Will follow up on this, I think the “working group” thing may be slightly different for this gathering than walletconf, since the solutions to these problems are more processes and procedures than building new software. But we can definitely explore different tools and options, create broader exposure to what’s out there.
I think it’s important that a neutral third party leads an event like this. Please correct me if I’m wrong, but there might be more politics at play here because audit firms are competitors and the solutions being discussed here have a high impact on the community as it hopefully sets standards for the community at large. That is a big part of the reason we are volunteering to run the event, as our organization is neither auditors nor developers.
It may not be a big deal now, but we believe small things set early have the chance to balloon into larger issues if a balance isn’t set early.
You make a good point about a neutral 3rd party, and if one is available to lead, that is probably ideal.
Though IMO it’s reasonable for help, and input to come from many places. ConsenSys “marshalling resources” doesn’t mean making it a branded event, and there are certainly a lot of ways we could be perceived to overstep our bounds… especially being, y’know… ConsenSys.
But I also think this should have a fairly “For Us, By Us” feel, so input from a number of auditing firms is needed.
Absolutely! Definitely appreciate help and resources!
I was talking with Fredrick about this and how to ensure everyone feels like they have equal say. We’re modeling SecurEth after aerospace groups like ARINC, which operate more as a trade group composed of a consortium of players in the ecosystem (Boeing, Airbus, etc.)

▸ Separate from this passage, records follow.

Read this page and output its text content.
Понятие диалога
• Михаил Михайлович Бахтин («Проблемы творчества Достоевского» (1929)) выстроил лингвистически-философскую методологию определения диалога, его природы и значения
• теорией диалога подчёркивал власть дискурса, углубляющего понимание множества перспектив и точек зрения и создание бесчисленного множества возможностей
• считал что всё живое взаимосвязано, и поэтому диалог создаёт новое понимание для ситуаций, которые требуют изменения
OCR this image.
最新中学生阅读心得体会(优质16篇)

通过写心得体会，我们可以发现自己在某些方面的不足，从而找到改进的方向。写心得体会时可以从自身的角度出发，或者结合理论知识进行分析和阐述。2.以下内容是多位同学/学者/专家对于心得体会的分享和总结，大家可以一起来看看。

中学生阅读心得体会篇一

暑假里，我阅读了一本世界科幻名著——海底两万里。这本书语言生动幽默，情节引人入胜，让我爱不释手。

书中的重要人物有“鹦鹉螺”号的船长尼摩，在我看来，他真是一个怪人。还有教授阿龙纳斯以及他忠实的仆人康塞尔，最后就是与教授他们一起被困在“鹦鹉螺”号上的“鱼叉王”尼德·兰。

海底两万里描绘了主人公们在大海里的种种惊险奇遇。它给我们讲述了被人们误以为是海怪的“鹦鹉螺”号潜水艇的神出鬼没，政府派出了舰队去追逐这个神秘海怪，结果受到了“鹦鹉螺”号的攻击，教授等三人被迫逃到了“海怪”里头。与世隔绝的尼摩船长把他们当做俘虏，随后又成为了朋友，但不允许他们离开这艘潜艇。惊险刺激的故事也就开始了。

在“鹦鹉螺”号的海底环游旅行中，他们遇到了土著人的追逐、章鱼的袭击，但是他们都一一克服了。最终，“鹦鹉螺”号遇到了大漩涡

Without ARINC being a separate organization with a governance process, the tendency for larger Industry members to drive standards towards anti-competitive practices in the long run not only hurts competition, but makes the standards weaker as a result. Smart Contract Development is still extremely young and growing field, so true competition is not a thing yet, but our experience is driving us in this direction to mitigate the problem before it happens.

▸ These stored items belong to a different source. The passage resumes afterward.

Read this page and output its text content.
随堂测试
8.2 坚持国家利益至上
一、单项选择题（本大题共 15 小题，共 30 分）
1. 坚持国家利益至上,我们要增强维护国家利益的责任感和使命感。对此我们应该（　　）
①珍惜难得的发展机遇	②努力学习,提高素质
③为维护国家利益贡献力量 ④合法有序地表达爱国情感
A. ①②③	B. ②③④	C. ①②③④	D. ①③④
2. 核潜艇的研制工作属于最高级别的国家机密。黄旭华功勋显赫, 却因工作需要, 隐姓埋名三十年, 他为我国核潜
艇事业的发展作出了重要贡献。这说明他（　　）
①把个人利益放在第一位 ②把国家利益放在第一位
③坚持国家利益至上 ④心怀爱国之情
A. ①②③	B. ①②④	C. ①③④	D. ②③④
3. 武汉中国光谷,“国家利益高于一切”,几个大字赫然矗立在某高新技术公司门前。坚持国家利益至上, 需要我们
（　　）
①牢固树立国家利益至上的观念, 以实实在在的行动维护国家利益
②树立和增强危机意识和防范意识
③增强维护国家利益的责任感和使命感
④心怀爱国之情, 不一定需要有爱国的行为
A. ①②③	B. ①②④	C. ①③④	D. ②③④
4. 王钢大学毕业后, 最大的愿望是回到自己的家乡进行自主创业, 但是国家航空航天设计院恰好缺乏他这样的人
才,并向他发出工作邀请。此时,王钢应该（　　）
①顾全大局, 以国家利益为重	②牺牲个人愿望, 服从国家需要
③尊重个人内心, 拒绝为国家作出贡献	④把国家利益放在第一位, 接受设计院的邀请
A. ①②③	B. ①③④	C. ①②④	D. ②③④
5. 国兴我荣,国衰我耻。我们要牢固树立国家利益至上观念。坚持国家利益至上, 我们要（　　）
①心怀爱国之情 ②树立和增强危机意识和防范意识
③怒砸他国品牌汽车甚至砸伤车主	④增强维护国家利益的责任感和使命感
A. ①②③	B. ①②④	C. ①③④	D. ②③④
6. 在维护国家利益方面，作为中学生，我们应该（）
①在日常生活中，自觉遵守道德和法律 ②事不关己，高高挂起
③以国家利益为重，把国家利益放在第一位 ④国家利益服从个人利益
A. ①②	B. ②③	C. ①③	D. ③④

Hey, Matt from ZK Labs here. Happy to contribute resources as well - not logistics/operational, but review/curation, coming up with content, up for doing a talk, etc.

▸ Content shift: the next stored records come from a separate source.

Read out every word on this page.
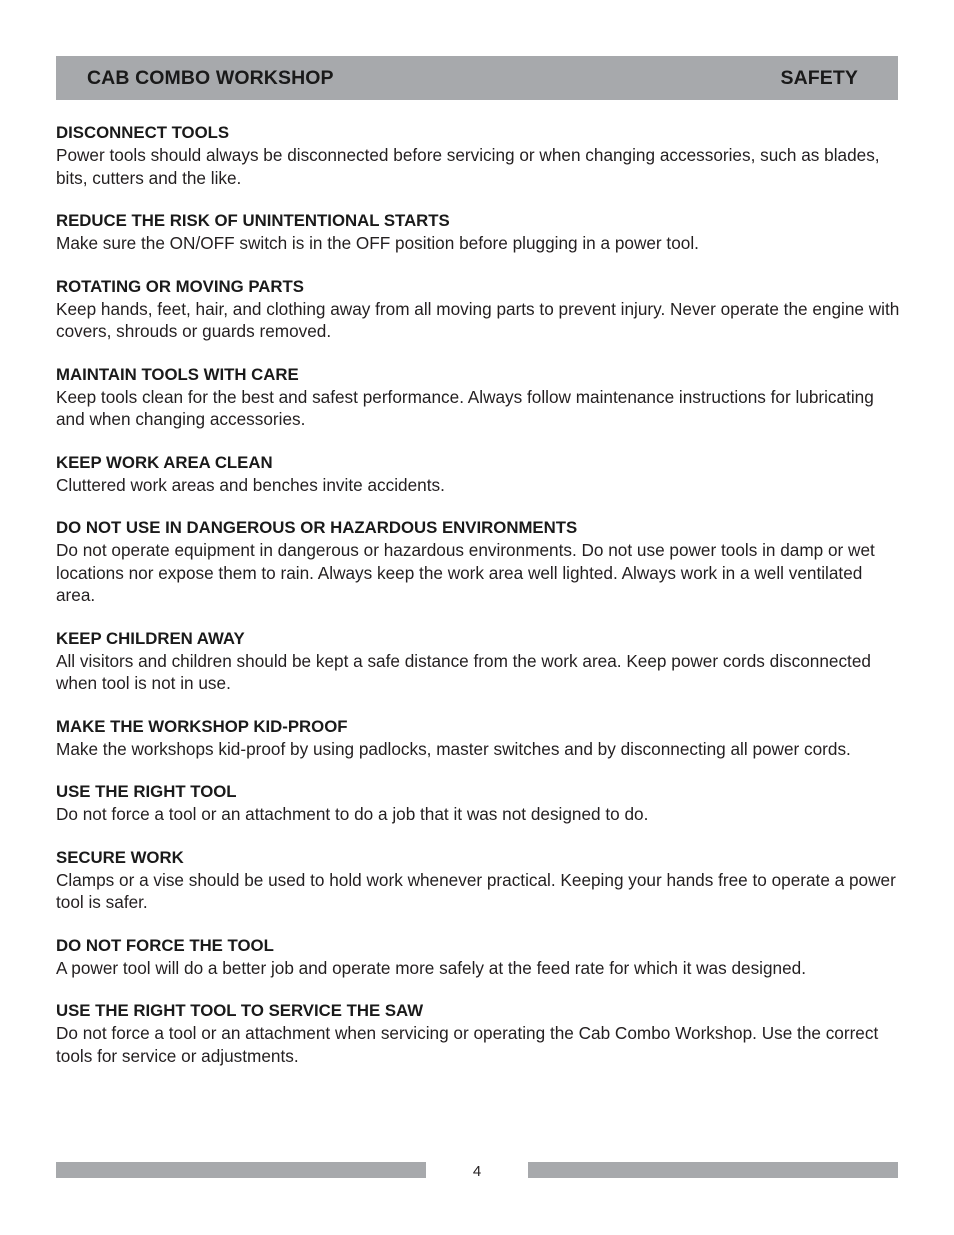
CAB COMBO WORKSHOP	SAFETY
DISCONNECT TOOLS

Power tools should always be disconnected before servicing or when changing accessories, such as blades, bits, cutters and the like.

REDUCE THE RISK OF UNINTENTIONAL STARTS

Make sure the ON/OFF switch is in the OFF position before plugging in a power tool.

ROTATING OR MOVING PARTS

Keep hands, feet, hair, and clothing away from all moving parts to prevent injury. Never operate the engine with covers, shrouds or guards removed.

MAINTAIN TOOLS WITH CARE

Keep tools clean for the best and safest performance. Always follow maintenance instructions for lubricating and when changing accessories.

KEEP WORK AREA CLEAN

Cluttered work areas and benches invite accidents.

DO NOT USE IN DANGEROUS OR HAZARDOUS ENVIRONMENTS

Do not operate equipment in dangerous or hazardous environments. Do not use power tools in damp or wet locations nor expose them to rain. Always keep the work area well lighted. Always work in a well ventilated area.

KEEP CHILDREN AWAY

All visitors and children should be kept a safe distance from the work area. Keep power cords disconnected when tool is not in use.

MAKE THE WORKSHOP KID-PROOF

Make the workshops kid-proof by using padlocks, master switches and by disconnecting all power cords.

USE THE RIGHT TOOL

Do not force a tool or an attachment to do a job that it was not designed to do.

SECURE WORK

Clamps or a vise should be used to hold work whenever practical. Keeping your hands free to operate a power tool is safer.

DO NOT FORCE THE TOOL

A power tool will do a better job and operate more safely at the feed rate for which it was designed.

USE THE RIGHT TOOL TO SERVICE THE SAW

Do not force a tool or an attachment when servicing or operating the Cab Combo Workshop. Use the correct tools for service or adjustments.

4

In terms of topics I would also suggest covering the game theory or mechanism design angle, code can be correct logically but have unintended consequences in an open system. I think this is under-appreciated in the current smart contract mindspace, even by the security community.
That’s an interesting thought. The game theoretical analysis is something that should be included in the specification (in my opinion) and explain how the different assumptions being made play into the design and lead to different outcomes in the code. Being able to quickly appreciate the design from this angle is definitely a part of the audit.
Whether or not that design will actually meet it’s goal is really something external to an audit. I think that’s a different skillset, which requires simulation results and data analysis of real-world data to confirm. Auditors can only confirm logical consistency and correct implementation of the mechanism ultimately, unless they really want to get in the weeds on the design. This is ultimately the “secret sauce” the designer brings to the table, I think for an auditor to do their job, they can safely assume the mechanism is well-intentioned.